Ella lo miró a los ojos. Aquel Simon tan distante no se parecía en nada al que la había desvestido esa misma mañana. Claro que se había peleado con unos seres sanguinarios y que estaba hecho polvo.

—Gracias —aceptó el caballeroso gesto—. No tardaré nada. ¿Puedo coger otra camiseta?

—Coge lo que quieras. —«Ya te has quedado con mi corazón».
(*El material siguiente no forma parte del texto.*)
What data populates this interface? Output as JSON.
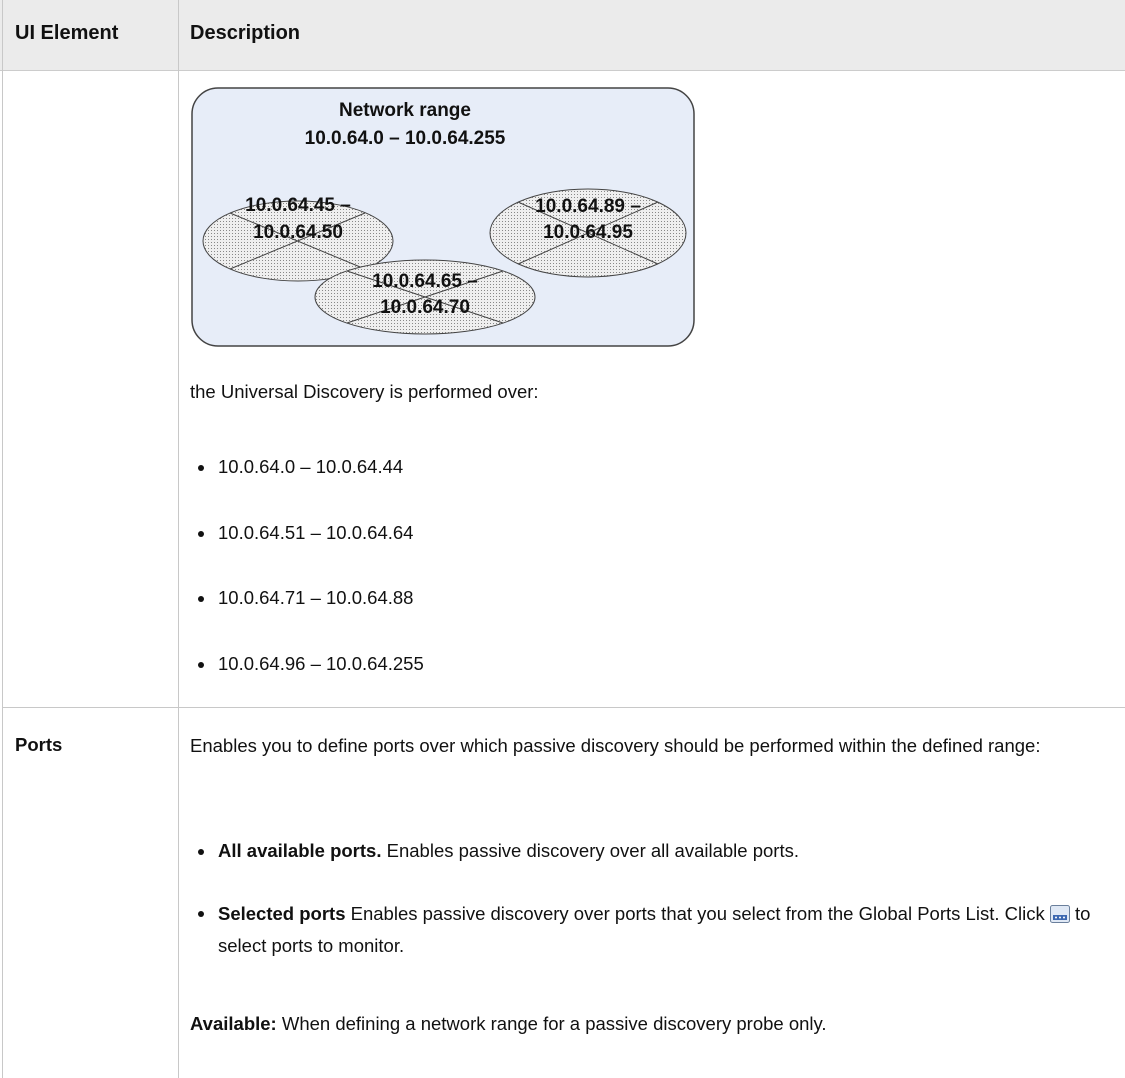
{
  "table": {
    "headers": [
      "UI Element",
      "Description"
    ],
    "rows": [
      {
        "diagram": {
          "title": "Network range",
          "range": "10.0.64.0 – 10.0.64.255",
          "excluded": [
            [
              "10.0.64.45 –",
              "10.0.64.50"
            ],
            [
              "10.0.64.89 –",
              "10.0.64.95"
            ],
            [
              "10.0.64.65 –",
              "10.0.64.70"
            ]
          ]
        },
        "text": "the Universal Discovery is performed over:",
        "items": [
          "10.0.64.0 – 10.0.64.44",
          "10.0.64.51 – 10.0.64.64",
          "10.0.64.71 – 10.0.64.88",
          "10.0.64.96 – 10.0.64.255"
        ]
      },
      {
        "element": "Ports",
        "text": "Enables you to define ports over which passive discovery should be performed within the defined range:",
        "items": [
          {
            "term": "All available ports.",
            "text": "Enables passive discovery over all available ports."
          },
          {
            "term": "Selected ports",
            "text_before": "Enables passive discovery over ports that you select from the Global Ports List. Click",
            "text_after": "to select ports to monitor."
          }
        ],
        "note": {
          "term": "Available:",
          "text": "When defining a network range for a passive discovery probe only."
        }
      }
    ]
  }
}
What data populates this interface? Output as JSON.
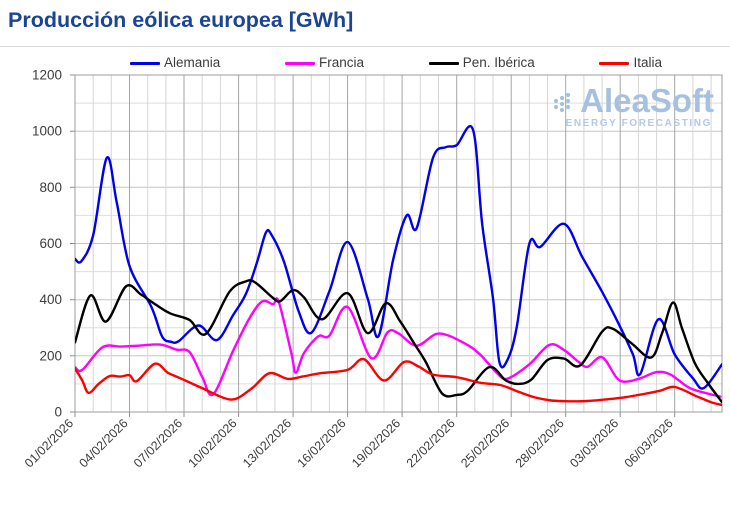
{
  "page": {
    "title": "Producción eólica europea [GWh]",
    "title_color": "#1a4496"
  },
  "watermark": {
    "brand": "AleaSoft",
    "tagline": "ENERGY FORECASTING",
    "color": "#a6c0df"
  },
  "chart_data": {
    "type": "line",
    "title": "Producción eólica europea [GWh]",
    "xlabel": "",
    "ylabel": "",
    "x_unit": "days since 01/02/2026",
    "xlim": [
      0,
      35.6
    ],
    "ylim": [
      0,
      1200
    ],
    "grid": "on",
    "legend_position": "top",
    "y_ticks": [
      0,
      200,
      400,
      600,
      800,
      1000,
      1200
    ],
    "y_minor_step": 100,
    "x_minor_step_days": 1,
    "x_ticks": [
      {
        "day": 0,
        "label": "01/02/2026"
      },
      {
        "day": 3,
        "label": "04/02/2026"
      },
      {
        "day": 6,
        "label": "07/02/2026"
      },
      {
        "day": 9,
        "label": "10/02/2026"
      },
      {
        "day": 12,
        "label": "13/02/2026"
      },
      {
        "day": 15,
        "label": "16/02/2026"
      },
      {
        "day": 18,
        "label": "19/02/2026"
      },
      {
        "day": 21,
        "label": "22/02/2026"
      },
      {
        "day": 24,
        "label": "25/02/2026"
      },
      {
        "day": 27,
        "label": "28/02/2026"
      },
      {
        "day": 30,
        "label": "03/03/2026"
      },
      {
        "day": 33,
        "label": "06/03/2026"
      }
    ],
    "colors": {
      "grid_minor_h": "#dedede",
      "grid_major_h": "#c6c6c6",
      "grid_minor_v": "#d6d6d6",
      "grid_major_v": "#a6a6a6",
      "plot_border": "#9e9e9e",
      "tick": "#8f8f8f",
      "tick_label": "#3c3c3c"
    },
    "series": [
      {
        "name": "Alemania",
        "color": "#0000ee",
        "points": [
          [
            0,
            545
          ],
          [
            0.35,
            537
          ],
          [
            1.0,
            630
          ],
          [
            1.75,
            905
          ],
          [
            2.3,
            745
          ],
          [
            3.0,
            520
          ],
          [
            4.2,
            375
          ],
          [
            4.8,
            268
          ],
          [
            5.3,
            250
          ],
          [
            5.7,
            252
          ],
          [
            6.8,
            308
          ],
          [
            7.8,
            256
          ],
          [
            8.7,
            345
          ],
          [
            9.4,
            420
          ],
          [
            10.0,
            530
          ],
          [
            10.5,
            638
          ],
          [
            10.8,
            632
          ],
          [
            11.5,
            535
          ],
          [
            12.3,
            360
          ],
          [
            13.0,
            282
          ],
          [
            14.0,
            430
          ],
          [
            15.0,
            605
          ],
          [
            16.1,
            405
          ],
          [
            16.7,
            270
          ],
          [
            17.5,
            540
          ],
          [
            18.25,
            700
          ],
          [
            18.8,
            655
          ],
          [
            19.7,
            905
          ],
          [
            20.4,
            943
          ],
          [
            21.0,
            950
          ],
          [
            21.9,
            1005
          ],
          [
            22.4,
            672
          ],
          [
            23.0,
            405
          ],
          [
            23.35,
            178
          ],
          [
            23.8,
            186
          ],
          [
            24.3,
            300
          ],
          [
            25.0,
            600
          ],
          [
            25.6,
            588
          ],
          [
            26.9,
            670
          ],
          [
            27.9,
            553
          ],
          [
            29.0,
            428
          ],
          [
            29.9,
            316
          ],
          [
            30.7,
            205
          ],
          [
            31.1,
            135
          ],
          [
            32.1,
            330
          ],
          [
            33.0,
            205
          ],
          [
            34.0,
            120
          ],
          [
            34.6,
            85
          ],
          [
            35.6,
            170
          ]
        ]
      },
      {
        "name": "Francia",
        "color": "#ff00ff",
        "points": [
          [
            0,
            160
          ],
          [
            0.4,
            150
          ],
          [
            1.5,
            230
          ],
          [
            2.5,
            233
          ],
          [
            3.5,
            236
          ],
          [
            4.7,
            240
          ],
          [
            5.6,
            222
          ],
          [
            6.3,
            214
          ],
          [
            7.0,
            125
          ],
          [
            7.6,
            63
          ],
          [
            8.7,
            218
          ],
          [
            9.6,
            334
          ],
          [
            10.3,
            394
          ],
          [
            10.9,
            384
          ],
          [
            11.2,
            394
          ],
          [
            11.9,
            210
          ],
          [
            12.15,
            140
          ],
          [
            12.6,
            210
          ],
          [
            13.4,
            270
          ],
          [
            14.0,
            272
          ],
          [
            15.0,
            374
          ],
          [
            16.3,
            192
          ],
          [
            17.2,
            284
          ],
          [
            17.8,
            280
          ],
          [
            18.8,
            236
          ],
          [
            20.0,
            279
          ],
          [
            21.4,
            246
          ],
          [
            22.3,
            204
          ],
          [
            23.2,
            140
          ],
          [
            23.8,
            119
          ],
          [
            25.0,
            170
          ],
          [
            26.1,
            239
          ],
          [
            26.9,
            221
          ],
          [
            27.7,
            179
          ],
          [
            28.2,
            161
          ],
          [
            29.0,
            195
          ],
          [
            29.8,
            122
          ],
          [
            30.3,
            108
          ],
          [
            31.1,
            120
          ],
          [
            32.0,
            142
          ],
          [
            32.75,
            134
          ],
          [
            33.8,
            86
          ],
          [
            34.8,
            66
          ],
          [
            35.5,
            55
          ]
        ]
      },
      {
        "name": "Pen. Ibérica",
        "color": "#000000",
        "points": [
          [
            0,
            248
          ],
          [
            0.85,
            415
          ],
          [
            1.7,
            322
          ],
          [
            2.8,
            447
          ],
          [
            3.6,
            420
          ],
          [
            4.2,
            393
          ],
          [
            5.2,
            352
          ],
          [
            6.3,
            328
          ],
          [
            7.2,
            278
          ],
          [
            8.5,
            428
          ],
          [
            9.4,
            465
          ],
          [
            9.9,
            462
          ],
          [
            10.9,
            406
          ],
          [
            11.3,
            395
          ],
          [
            12.0,
            434
          ],
          [
            12.6,
            408
          ],
          [
            13.6,
            330
          ],
          [
            15.0,
            423
          ],
          [
            16.1,
            281
          ],
          [
            17.1,
            387
          ],
          [
            17.9,
            322
          ],
          [
            18.7,
            240
          ],
          [
            19.3,
            178
          ],
          [
            20.2,
            66
          ],
          [
            21.0,
            61
          ],
          [
            21.6,
            75
          ],
          [
            22.8,
            160
          ],
          [
            23.7,
            113
          ],
          [
            24.4,
            100
          ],
          [
            25.1,
            115
          ],
          [
            26.0,
            185
          ],
          [
            26.9,
            190
          ],
          [
            27.8,
            166
          ],
          [
            29.0,
            286
          ],
          [
            29.6,
            296
          ],
          [
            30.6,
            246
          ],
          [
            31.7,
            194
          ],
          [
            32.3,
            280
          ],
          [
            32.9,
            390
          ],
          [
            33.4,
            298
          ],
          [
            34.1,
            175
          ],
          [
            34.8,
            105
          ],
          [
            35.6,
            35
          ]
        ]
      },
      {
        "name": "Italia",
        "color": "#ff0000",
        "points": [
          [
            0,
            155
          ],
          [
            0.4,
            112
          ],
          [
            0.75,
            68
          ],
          [
            1.3,
            100
          ],
          [
            1.9,
            128
          ],
          [
            2.5,
            126
          ],
          [
            3.0,
            131
          ],
          [
            3.4,
            110
          ],
          [
            4.4,
            172
          ],
          [
            5.1,
            140
          ],
          [
            5.8,
            120
          ],
          [
            7.0,
            85
          ],
          [
            8.2,
            50
          ],
          [
            8.9,
            48
          ],
          [
            9.8,
            88
          ],
          [
            10.7,
            138
          ],
          [
            11.7,
            118
          ],
          [
            12.5,
            126
          ],
          [
            13.5,
            138
          ],
          [
            15.0,
            150
          ],
          [
            15.9,
            188
          ],
          [
            17.0,
            112
          ],
          [
            18.1,
            178
          ],
          [
            18.9,
            162
          ],
          [
            19.7,
            133
          ],
          [
            21.0,
            124
          ],
          [
            22.3,
            104
          ],
          [
            23.4,
            96
          ],
          [
            24.4,
            72
          ],
          [
            25.3,
            52
          ],
          [
            26.2,
            41
          ],
          [
            27.2,
            38
          ],
          [
            28.2,
            39
          ],
          [
            29.2,
            45
          ],
          [
            30.2,
            52
          ],
          [
            31.3,
            64
          ],
          [
            32.2,
            76
          ],
          [
            33.0,
            89
          ],
          [
            34.2,
            56
          ],
          [
            35.0,
            35
          ],
          [
            35.6,
            25
          ]
        ]
      }
    ]
  }
}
Mara cumplió su palabra y salió del baño en menos de cinco minutos. Simon entró después y se metió bajo el grifo del agua caliente hasta que ésta empezó a salir fría. Luego se sentó en el retrete y se remendó lo mejor que pudo. Su cuerpo empezaba a ser mortal, y si no bebía de su alma gemela iba a tardar unos días en curarse. Se quedó en el cuarto de baño mucho más tiempo del necesario y cuando salió había conseguido su propósito: Mara estaba completamente dormida. Se metió en la otra cama sin hacer ruido y cerró los ojos, quizá así se olvidaría de que ella iba a traicionarlo.